# Geocoding

This script retrieves longitude and latitude data for the company contained in the file 'Go_Factoring_Output_Perfect_Matches_20180912.XLSX' provided.  

### Data import

In [3]:
import pandas as pd
import numpy as np
import time

from geopy.geocoders import Nominatim
from geopy.extra.rate_limiter import RateLimiter

import os

In [4]:
user = os.environ['USERNAME']
datafolder = "C:/Users/{}/Dropbox/University/MscDataScience_Birkbeck/thesis_project/data/original_data/".format(user)
file = 'Go_Factoring_Output_Perfect_Matches_20180912.XLSX'
df = pd.read_excel(datafolder+file, header=1)
df.columns = df.columns.str.strip().str.lower().str.replace(' ', '_').str.replace('(', '').str.replace(')', '')

In [5]:
df.shape

(4460, 41)

In [6]:
df.head().transpose()

Unnamed: 0,0,1,2,3,4
id,6,7,8,9,11
kunden_id,2004052,,2004078,,
k-debitoren_id,6604,3499,4139,12066,5732
debitorenname_1,1A Swiss Dienstleistungen AG,3.M.E.L. GmbH,36GRAD GmbH,3A Schreinerei,3S Partner AG
anschrift,CH-5034 Suhr; Bachstrasse 33,CH-5734 Reinach AG; Pilatusstrasse 32,CH-6039 Root D4; Platz 3,CH-2558 Aegerten; Schwadernaustrasse 63,CH-6020 Emmenbrücke; Gerliswilstrasse 19 b
straße,Bachstrasse,Pilatusstrasse 32,Platz 3,Schwadernaustrasse 63,Gerliswilstrasse
plz,5034,5734,6039,2558,6020
ort,Suhr,Reinach AG,Root D4,Aegerten,Emmenbrücke
customer_id,6,7,8,9,11
duns,480116741,486977734,480141611,486942464,481936891


In [50]:
def do_geocode(address):
    geoloc = Nominatim(user_agent='lon-lat-retrieval', timeout=25)
    geocoder = RateLimiter(geoloc.geocode, min_delay_seconds=1, max_retries=50) #rate limiter to avoid being blocked
    try:
        location = geocoder(address)
        return location
    except GeocoderTimedOut:
        return do_geocode(address)
    
def create_add(geoinfo):
    
    if len(geoinfo)>0:
        ad = ''
        for s in range(len(geoinfo)):
            if s!=0:
                ad+=' '
                ad+=geoinfo[s]
            else:
                ad+=geoinfo[s]
        return ad
    else:
        return None

def geolocator_2(company, count, full_address, city, address, postcode, canton, country, req_limit=500, timesleep=250):     #location, 
    """
    This function, given the following strings representing the address, will return latitude and longitude, if available.
    NaN otherwise.
    - Postadresse
    - PLZ
    - Kanton Postadresse
    - Land Postadresse
    """
    #TIMER
    if count>=req_limit-1 and count%req_limit==0:
            print("!!-- SCRIPT SLEEPING FOR {} SECS TO AVOID TIMEOUT ERROR --!!".format(timesleep))
            time.sleep(timesleep)
    
    #CASE WITH FULL ADDRESS
    full_address=full_address.replace(';','')
    location = do_geocode(full_address.split(' ')[0]+city)
    
    if location:
        print("Successful with full address {}!".format(full_address))
        lat = location.latitude
        lon = location.longitude
        return lon, lat
           
    else:
        print('Making a new attempt using address fields')
        geoinfo = []

        #ADDRESS
        if pd.isnull(address):
            print('no address available for company {}'.format(company))
            addresse=''
        else:
            geoinfo.append(str(address))

        #POSTCODE
        pcodedata = False
        if not pd.isnull(country) and not pd.isnull(postcode):
            pcodedata=True
            geoinfo.append(str(country)+'-'+str(postcode))
        else:
            if pd.isnull(country):
                print('no country information available for company {}'.format(company))
                country=''
            else:
                geoinfo.append(str(country))

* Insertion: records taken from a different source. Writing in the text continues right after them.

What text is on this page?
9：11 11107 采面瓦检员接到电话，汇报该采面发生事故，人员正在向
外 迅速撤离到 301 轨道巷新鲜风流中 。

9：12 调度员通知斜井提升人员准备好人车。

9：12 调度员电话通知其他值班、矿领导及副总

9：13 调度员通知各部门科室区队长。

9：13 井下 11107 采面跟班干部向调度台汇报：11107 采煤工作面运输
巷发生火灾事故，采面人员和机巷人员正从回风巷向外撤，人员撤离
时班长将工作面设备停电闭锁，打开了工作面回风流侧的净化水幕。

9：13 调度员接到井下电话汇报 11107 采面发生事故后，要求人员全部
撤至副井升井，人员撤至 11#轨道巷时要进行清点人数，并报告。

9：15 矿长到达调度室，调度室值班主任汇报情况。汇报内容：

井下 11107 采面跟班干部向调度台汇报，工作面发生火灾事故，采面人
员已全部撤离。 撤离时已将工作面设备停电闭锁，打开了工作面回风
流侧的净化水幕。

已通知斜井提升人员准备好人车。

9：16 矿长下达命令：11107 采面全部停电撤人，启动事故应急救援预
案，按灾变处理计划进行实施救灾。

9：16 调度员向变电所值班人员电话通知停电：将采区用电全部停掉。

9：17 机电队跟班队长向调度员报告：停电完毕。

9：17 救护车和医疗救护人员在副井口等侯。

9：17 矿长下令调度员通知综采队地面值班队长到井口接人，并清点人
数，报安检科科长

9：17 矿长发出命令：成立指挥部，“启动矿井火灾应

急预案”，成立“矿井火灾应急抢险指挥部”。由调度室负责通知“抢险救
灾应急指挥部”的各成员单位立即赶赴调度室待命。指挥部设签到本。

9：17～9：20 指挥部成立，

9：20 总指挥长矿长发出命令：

            if pd.isnull(postcode):
                print('no postcode available for company {}'.format(company))
                postcode=''
            else:
                geoinfo.append(str(postcode))

        ad = create_add(geoinfo)

        if ad!=None:
            location = do_geocode(ad)
            if location:
                lat = location.latitude
                lon = location.longitude
                return lon, lat
            else:
                geoinfo = []
                print("Making a new attempt for company {} with postcode and canton area".format(company))
                if pcodedata:
                    geoinfo.append(str(country)+'-'+str(postcode))
                if pd.isnull(canton):
                    print('no canton information available for company {}'.format(company))
                    canton=''    
                else:
                    geoinfo.append(str(canton))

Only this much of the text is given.